Al castillo solo pasaba la gente que ellos permitían. Cuando se celebraban las regatas, coincidiendo con la estancia estival de Franco en la ciudad, eran los más populares. "Todos nos pedían el favor", comenta Olga, que también rememora a su padre cogiendo pulpos enormes desde las rocas que rodeaban la fortaleza e ir a ver con sus hermanos a las Catalinas, que se bañaban vestidas en la pequeña playa de las Cañas, una cala rocosa de poca arena de la que muchos coruñeses aún se acuerdan. Alonso explica que estas mujeres iban a Oza porque era más barato. Las más pudientes se hospedaban en las pensiones de la zona de San Andrés e iban a los balnearios de Riazor y las que tenían algo menos de posibles se alojaban en el entorno de la avenida de Oza y se daban chapuzones junto al castillo.

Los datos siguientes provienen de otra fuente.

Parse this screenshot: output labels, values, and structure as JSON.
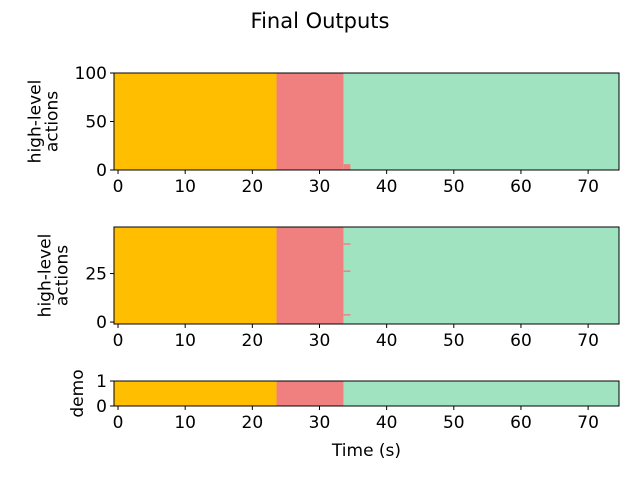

Los barcos no fondeaban en la zona pero sí tiene imagen de ellos en el Lazareto, donde hoy están los varaderos. La familia abandonó los terrenos, que ya habían sido expropiados en parte por el Estado para las incipientes infraestructuras, "en el 42 o 43". Parece que los hermanos propietarios "no se llevaban muy bien" y tuvieron disputas por la herencia. En los últimos años, dejaron de abonarle las 30 pesetas y, al final, pusieron fin a un acuerdo de décadas pero que no tenía contrato escrito, pidiendo el desalojo de la familia que veló durante años por el castillo.